Last Friday, Stephen Curry played a round of golf with President Obama.
On Tuesday night, the NBA MVP appeared on "Jimmy Kimmel Live" and naturally was asked about hitting the links with the leader of the free world.
"It was me, my dad (Dell), Ray Allen and the President," Curry revealed. "There was a father-son team and then Ray and the President. Played against each other."
Was it competitive?
"Oh for sure," Curry explained. "The President was talking trash. Oh my goodness. There'd be like a four-foot putt and in a friendly game, when you're not really playing for money or betting anything, usually it's a 'gimme.' He'd be crickets, just silent, just looking at you like 'All right you're gonna mark your putt, you're gonna make that,' put the pressure on you, that kind of deal.

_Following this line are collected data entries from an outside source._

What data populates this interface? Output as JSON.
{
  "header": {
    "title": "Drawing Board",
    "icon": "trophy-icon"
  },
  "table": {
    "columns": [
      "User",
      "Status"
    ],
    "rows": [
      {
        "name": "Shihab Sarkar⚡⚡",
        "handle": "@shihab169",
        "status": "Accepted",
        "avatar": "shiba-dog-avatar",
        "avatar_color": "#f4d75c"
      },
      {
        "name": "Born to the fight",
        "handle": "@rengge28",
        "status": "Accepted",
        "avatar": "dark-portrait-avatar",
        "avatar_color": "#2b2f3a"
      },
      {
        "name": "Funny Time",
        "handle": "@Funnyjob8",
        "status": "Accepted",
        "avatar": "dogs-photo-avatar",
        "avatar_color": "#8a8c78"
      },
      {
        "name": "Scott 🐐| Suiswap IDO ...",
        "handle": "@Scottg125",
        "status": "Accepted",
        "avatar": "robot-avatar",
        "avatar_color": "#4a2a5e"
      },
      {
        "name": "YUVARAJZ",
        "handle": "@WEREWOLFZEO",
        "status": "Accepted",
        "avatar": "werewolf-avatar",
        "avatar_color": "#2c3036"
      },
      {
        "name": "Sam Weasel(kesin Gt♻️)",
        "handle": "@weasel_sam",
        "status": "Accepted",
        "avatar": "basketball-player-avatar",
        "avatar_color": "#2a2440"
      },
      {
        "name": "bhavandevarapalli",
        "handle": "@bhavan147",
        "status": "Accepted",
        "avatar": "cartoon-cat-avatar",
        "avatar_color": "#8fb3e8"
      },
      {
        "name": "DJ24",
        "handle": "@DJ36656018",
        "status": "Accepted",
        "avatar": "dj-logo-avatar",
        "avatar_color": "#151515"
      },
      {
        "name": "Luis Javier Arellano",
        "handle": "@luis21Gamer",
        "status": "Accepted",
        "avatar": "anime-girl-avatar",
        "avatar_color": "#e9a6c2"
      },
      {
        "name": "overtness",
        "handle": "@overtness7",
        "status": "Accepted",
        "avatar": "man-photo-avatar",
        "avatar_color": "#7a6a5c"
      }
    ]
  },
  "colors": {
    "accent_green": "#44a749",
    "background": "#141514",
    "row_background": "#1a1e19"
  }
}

"Talking about how you're shaking and all that kind of stuff. And he actually made fun of Ray Allen, said he had a posse, and he needed a bus for all the people that he brought to the course to meet the President.
[REWIND: President Obama: 'Curry is the best shooter I've ever seen']
"So all that stuff, he just tries to get in your head, and take your mind off your swing."
Who won?
"We lost. He's probably watching so he (Dell) wanted me to tell the truth. It was my fault, on the 18th hole, I triple-bogey'd the last hole and lost the match for us. But hopefully there's a rematch."
Perhaps Curry didn't play his best because as he told Kimmel: "There's 25 Secret Service agents on every hole, so I couldn't relax at all. Snipers everywhere just ready to go."
This wasn't Curry's first encounter with the President.
Back on Feb. 25, he met with Obama in the Oval Office and spoke to a group about the anti-malaria program, Nothing But Nets.